Su papa Giovanni patrono militare: tanti dubbi e un eloquente silenzio
venerdì 15 settembre 2017
Guardo da lontano l'abbondante raccolta (il mio robot prediletto mi indirizza su una ventina di post) di articoli e commenti reperibili in Rete a proposito della dichiarazione di Giovanni XXIII «patrono presso Dio dell'Esercito italiano», e trovo poco da aggiungere alle voci già registrate in proposito su questo giornale: essa solleva «tanti dubbi». Se poi metto tutti i testi catturati sotto la lente d'ingrandimento, trovo che buona parte delle voci è intonata a quella del presidente di Pax Christi, il vescovo Ricchiuti ( tinyurl.com/ycz76z99 ), nel criticare radicalmente l'opportunità di associare la figura di questo Papa all'uso delle armi; le restanti voci, come quella di Ezio Bolis, direttore della Fondazione Papa Giovanni XXIII ( tinyurl.com/yblz6xnw ), argomentano la componibilità tra il magistero di papa Roncalli in tema di pace, alcuni tratti della sua biografia e il nuovo patronato.

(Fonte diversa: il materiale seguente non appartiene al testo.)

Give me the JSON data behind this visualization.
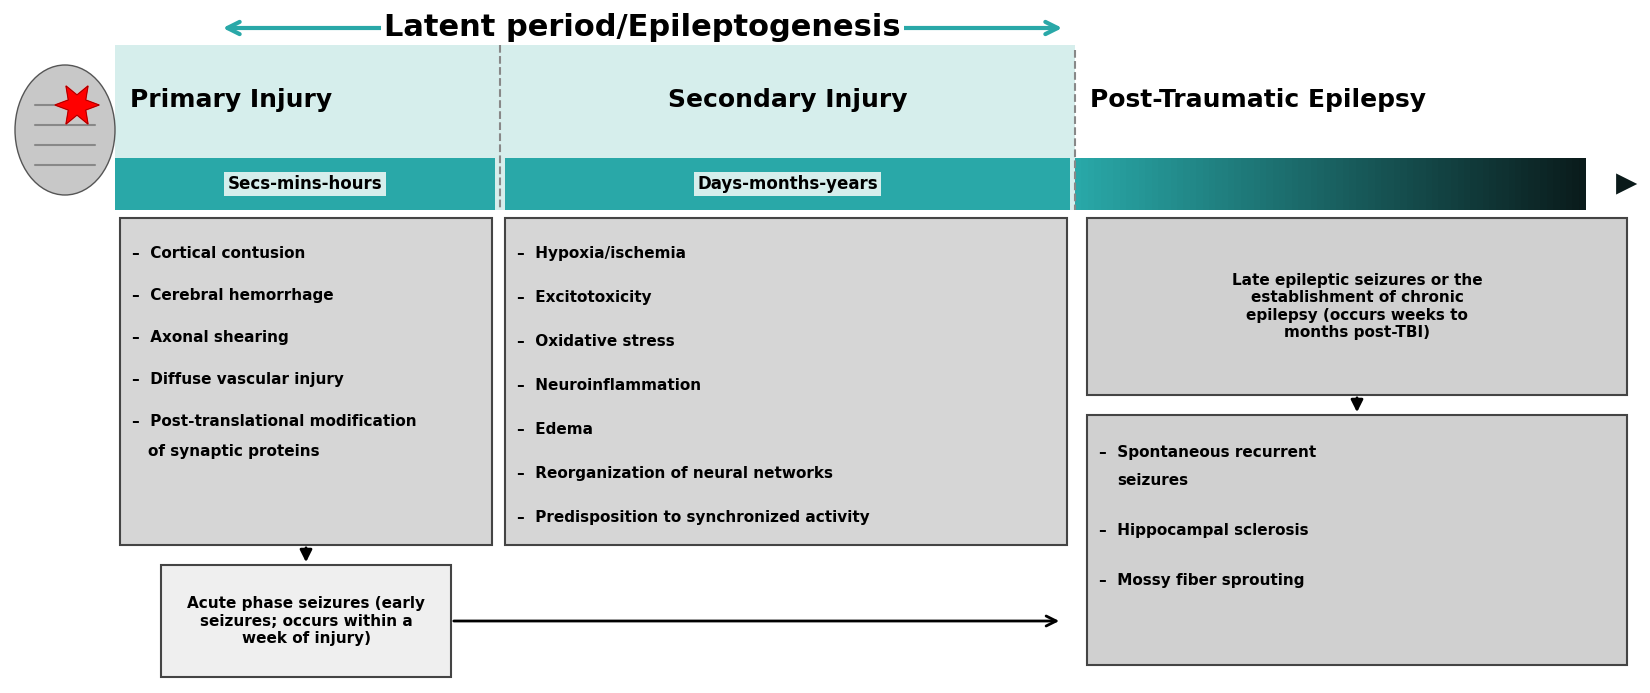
{
  "title": "Latent period/Epileptogenesis",
  "title_fontsize": 22,
  "background_color": "#ffffff",
  "teal_color": "#29a8a8",
  "teal_light_color": "#d6eeec",
  "box_gray": "#d6d6d6",
  "box_gray2": "#cccccc",
  "section1_title": "Primary Injury",
  "section2_title": "Secondary Injury",
  "section3_title": "Post-Traumatic Epilepsy",
  "timeline1_label": "Secs-mins-hours",
  "timeline2_label": "Days-months-years",
  "primary_items": [
    "Cortical contusion",
    "Cerebral hemorrhage",
    "Axonal shearing",
    "Diffuse vascular injury",
    "Post-translational modification",
    "of synaptic proteins"
  ],
  "secondary_items": [
    "Hypoxia/ischemia",
    "Excitotoxicity",
    "Oxidative stress",
    "Neuroinflammation",
    "Edema",
    "Reorganization of neural networks",
    "Predisposition to synchronized activity"
  ],
  "acute_seizure_text": "Acute phase seizures (early\nseizures; occurs within a\nweek of injury)",
  "late_epilepsy_text": "Late epileptic seizures or the\nestablishment of chronic\nepilepsy (occurs weeks to\nmonths post-TBI)",
  "chronic_items": [
    "Spontaneous recurrent",
    "seizures",
    "Hippocampal sclerosis",
    "Mossy fiber sprouting"
  ]
}
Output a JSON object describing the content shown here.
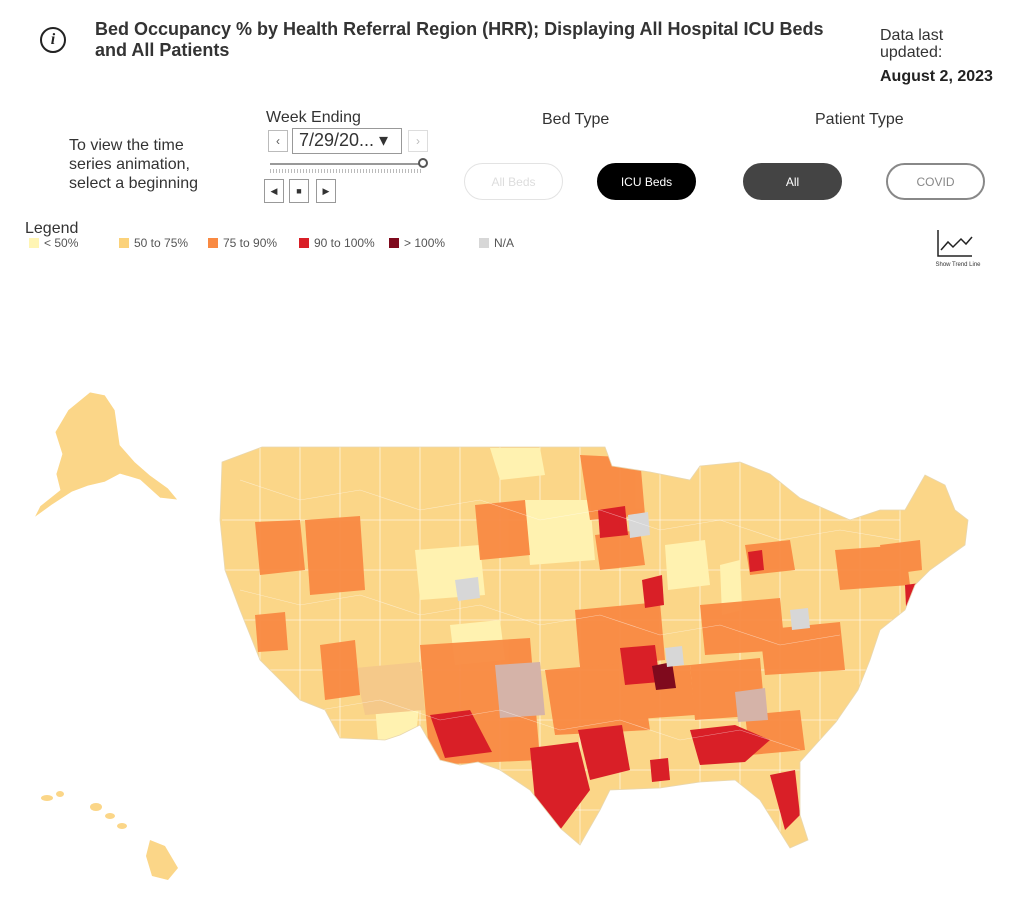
{
  "header": {
    "info_icon": "i",
    "title": "Bed Occupancy % by Health Referral Region (HRR); Displaying All Hospital ICU Beds and All Patients",
    "updated_label": "Data last updated:",
    "updated_date": "August 2, 2023"
  },
  "controls": {
    "hint": "To view the time series animation, select a beginning",
    "week_label": "Week Ending",
    "week_value": "7/29/20... ▾",
    "prev_icon": "chevron-left",
    "next_icon": "chevron-right",
    "bed_type_label": "Bed Type",
    "patient_type_label": "Patient Type",
    "bed_types": [
      "All Beds",
      "ICU Beds"
    ],
    "bed_type_selected": "ICU Beds",
    "patient_types": [
      "All",
      "COVID"
    ],
    "patient_type_selected": "All"
  },
  "legend": {
    "title": "Legend",
    "items": [
      {
        "label": "< 50%",
        "color": "#fff5b4"
      },
      {
        "label": "50 to 75%",
        "color": "#fbd27a"
      },
      {
        "label": "75 to 90%",
        "color": "#f98a43"
      },
      {
        "label": "90 to 100%",
        "color": "#d91f27"
      },
      {
        "label": "> 100%",
        "color": "#7f0a1d"
      },
      {
        "label": "N/A",
        "color": "#d7d7d7"
      }
    ]
  },
  "trend": {
    "label": "Show Trend Line",
    "icon": "trend-line-icon"
  },
  "map": {
    "region": "United States HRR choropleth",
    "base_color": "#fbd688"
  }
}
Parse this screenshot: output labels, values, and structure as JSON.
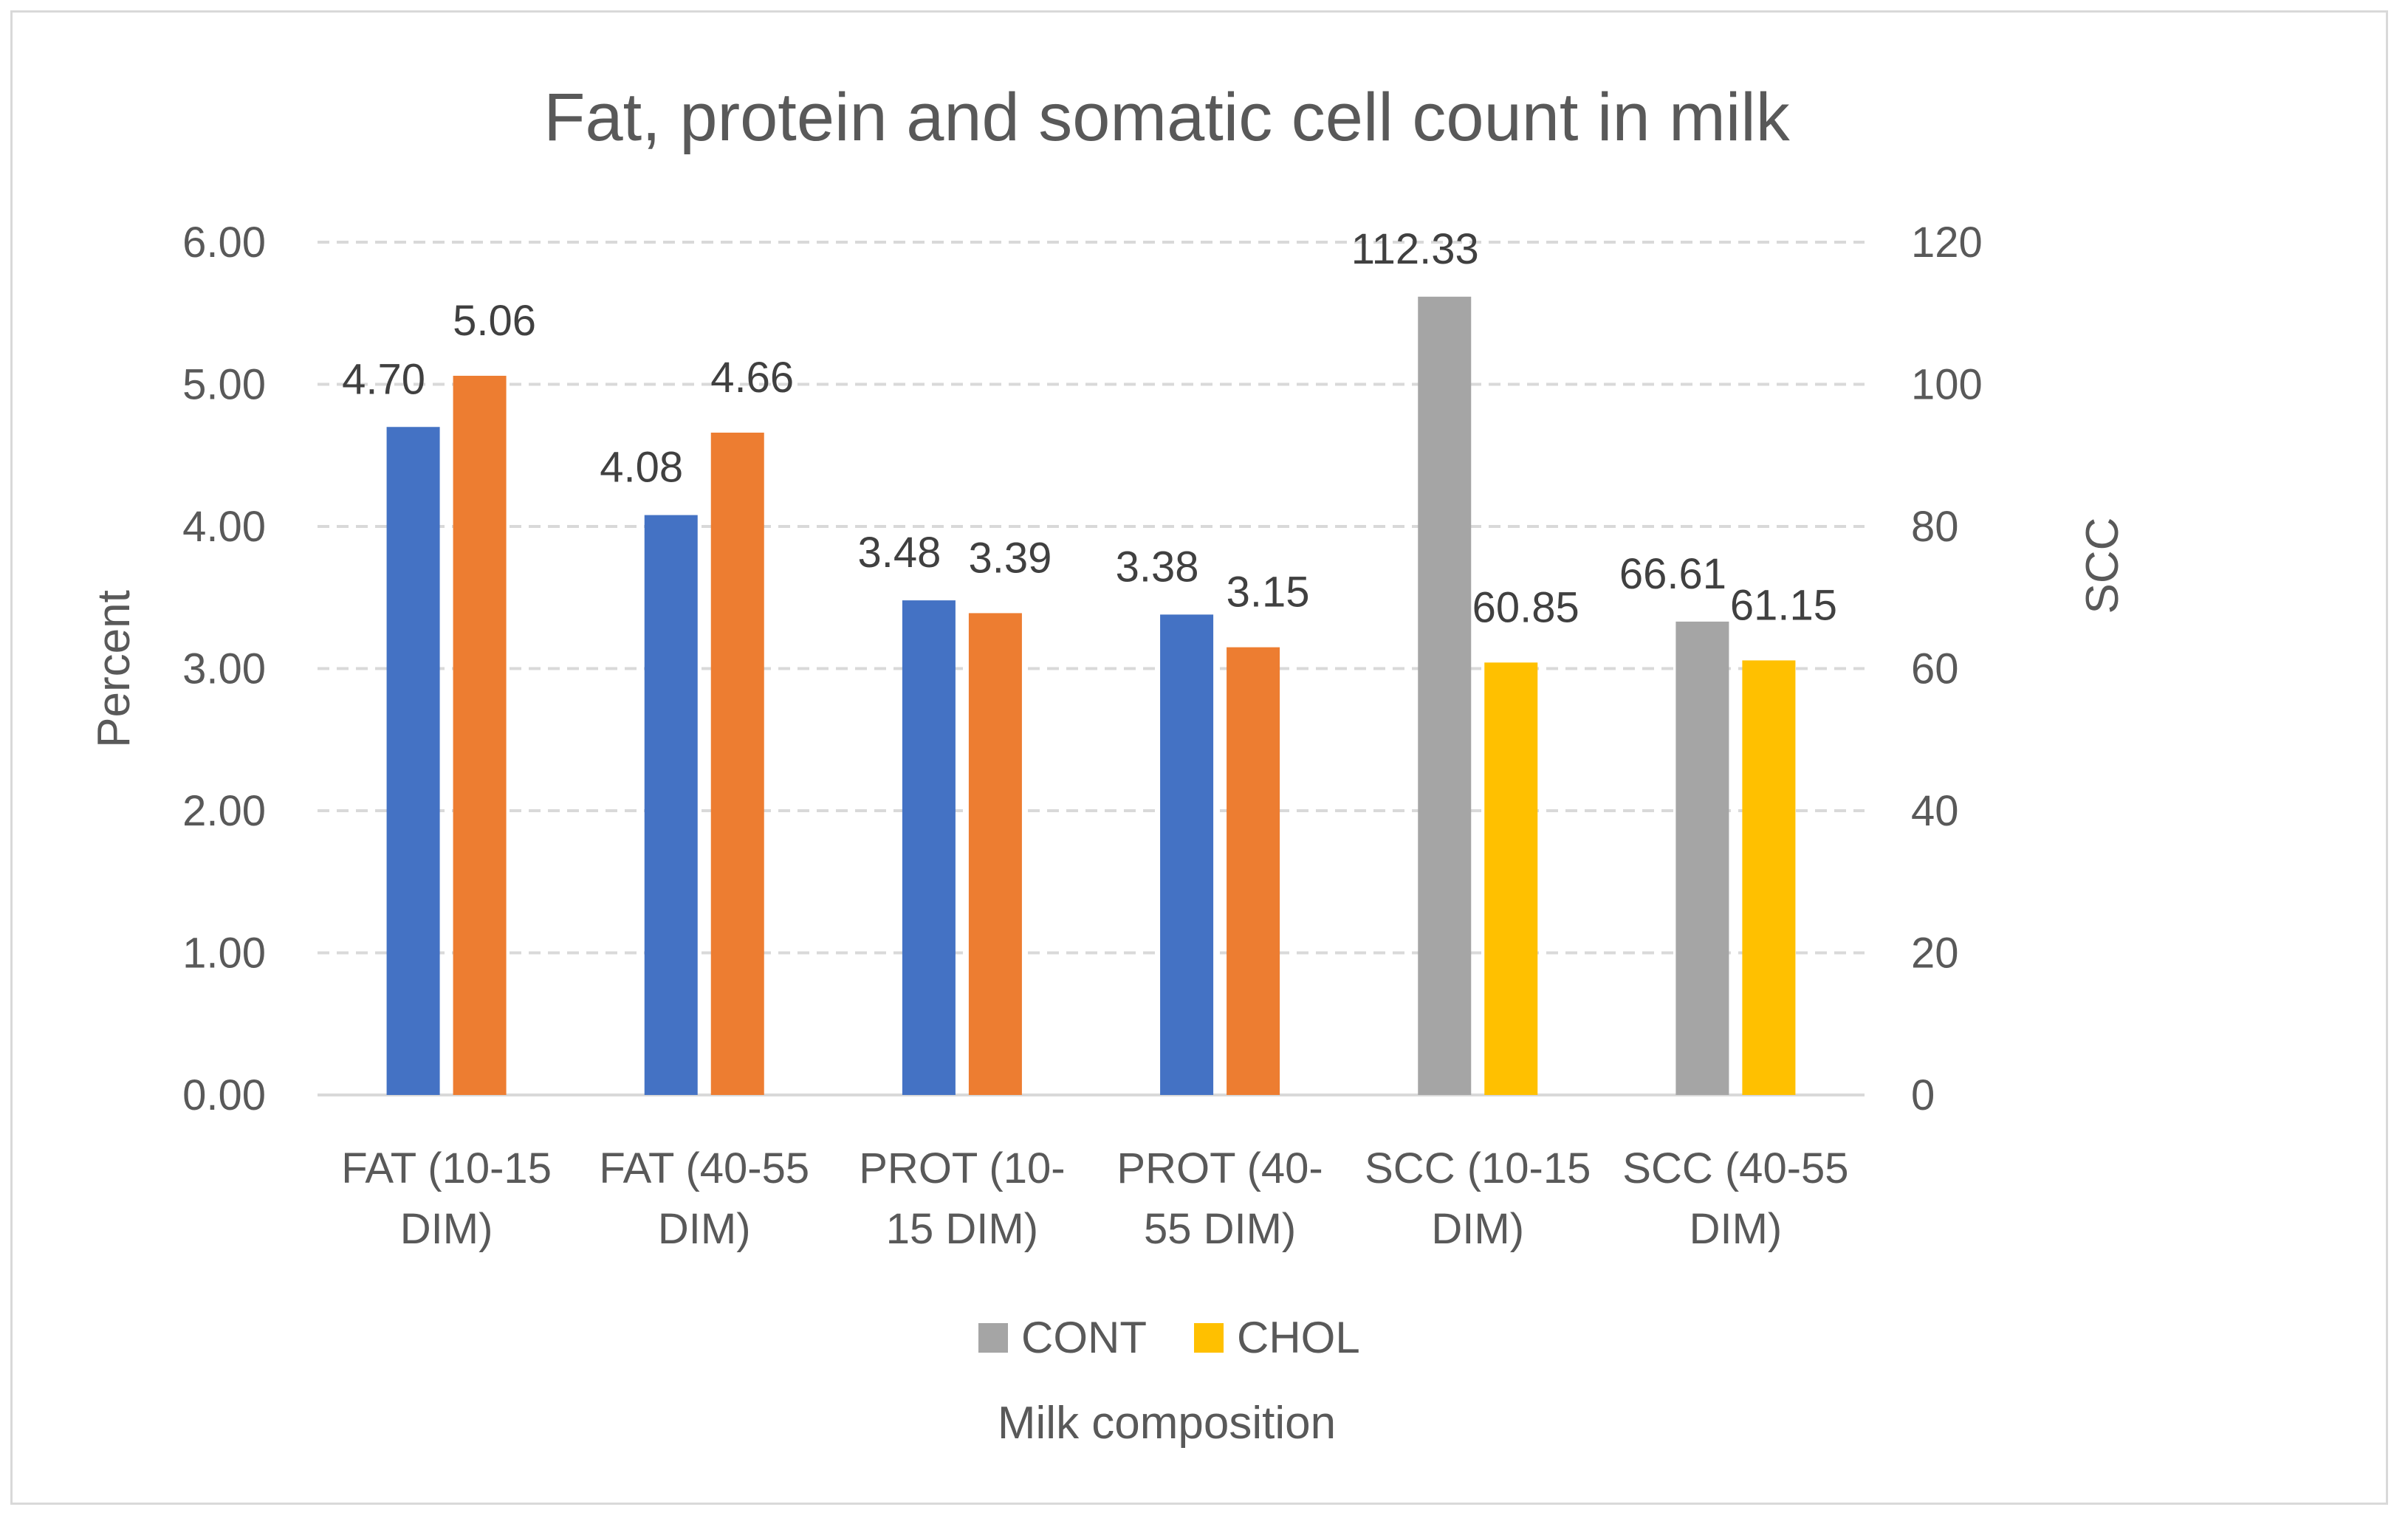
{
  "chart_data": {
    "type": "bar",
    "title": "Fat, protein and somatic cell count in milk",
    "xlabel": "Milk composition",
    "ylabel": "Percent",
    "y2label": "SCC",
    "ylim": [
      0,
      6
    ],
    "y2lim": [
      0,
      120
    ],
    "yticks": [
      "0.00",
      "1.00",
      "2.00",
      "3.00",
      "4.00",
      "5.00",
      "6.00"
    ],
    "y2ticks": [
      "0",
      "20",
      "40",
      "60",
      "80",
      "100",
      "120"
    ],
    "grid": true,
    "categories": [
      [
        "FAT (10-15",
        "DIM)"
      ],
      [
        "FAT (40-55",
        "DIM)"
      ],
      [
        "PROT (10-",
        "15 DIM)"
      ],
      [
        "PROT (40-",
        "55 DIM)"
      ],
      [
        "SCC (10-15",
        "DIM)"
      ],
      [
        "SCC (40-55",
        "DIM)"
      ]
    ],
    "groups": [
      {
        "axis": "left",
        "cont": 4.7,
        "chol": 5.06,
        "cont_label": "4.70",
        "chol_label": "5.06",
        "cont_color": "#4472c4",
        "chol_color": "#ed7d31"
      },
      {
        "axis": "left",
        "cont": 4.08,
        "chol": 4.66,
        "cont_label": "4.08",
        "chol_label": "4.66",
        "cont_color": "#4472c4",
        "chol_color": "#ed7d31"
      },
      {
        "axis": "left",
        "cont": 3.48,
        "chol": 3.39,
        "cont_label": "3.48",
        "chol_label": "3.39",
        "cont_color": "#4472c4",
        "chol_color": "#ed7d31"
      },
      {
        "axis": "left",
        "cont": 3.38,
        "chol": 3.15,
        "cont_label": "3.38",
        "chol_label": "3.15",
        "cont_color": "#4472c4",
        "chol_color": "#ed7d31"
      },
      {
        "axis": "right",
        "cont": 112.33,
        "chol": 60.85,
        "cont_label": "112.33",
        "chol_label": "60.85",
        "cont_color": "#a5a5a5",
        "chol_color": "#ffc000"
      },
      {
        "axis": "right",
        "cont": 66.61,
        "chol": 61.15,
        "cont_label": "66.61",
        "chol_label": "61.15",
        "cont_color": "#a5a5a5",
        "chol_color": "#ffc000"
      }
    ],
    "legend": [
      {
        "name": "CONT",
        "color": "#a5a5a5"
      },
      {
        "name": "CHOL",
        "color": "#ffc000"
      }
    ],
    "legend_position": "bottom"
  }
}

Non c'è da avere dubbi, peraltro, su un dato: tutti quelli che hanno preso la parola intorno al patronato appena annunciato, dissentendo o meno sulla sua opportunità, lo fanno a partire dalla grande considerazione in cui tengono Giovanni XXIII, che del resto la Chiesa ha già proclamato santo, e in particolare la sua ultima, profetica enciclica, la Pacem in terris, con la quale associò definitivamente il suo nome alla causa della «pace tra tutte le genti». Sono invece mancate, finora, da questo dibattito le voci di coloro che, da una prospettiva antimoderna, giudicano severamente il pontificato roncalliano, al punto da avere espresso a suo tempo perplessità sulla sua stessa canonizzazione. Non credo che tale silenzio corrisponda a un assenso al patronato militare: alle orecchie di chi considera la Pacem in terris un'imprudenza politica, il binomio Giovanni XXIII-Esercito italiano deve piuttosto suonare altrettanto stonato di quanto lo avverte la galassia ecclesiale che milita per la pace.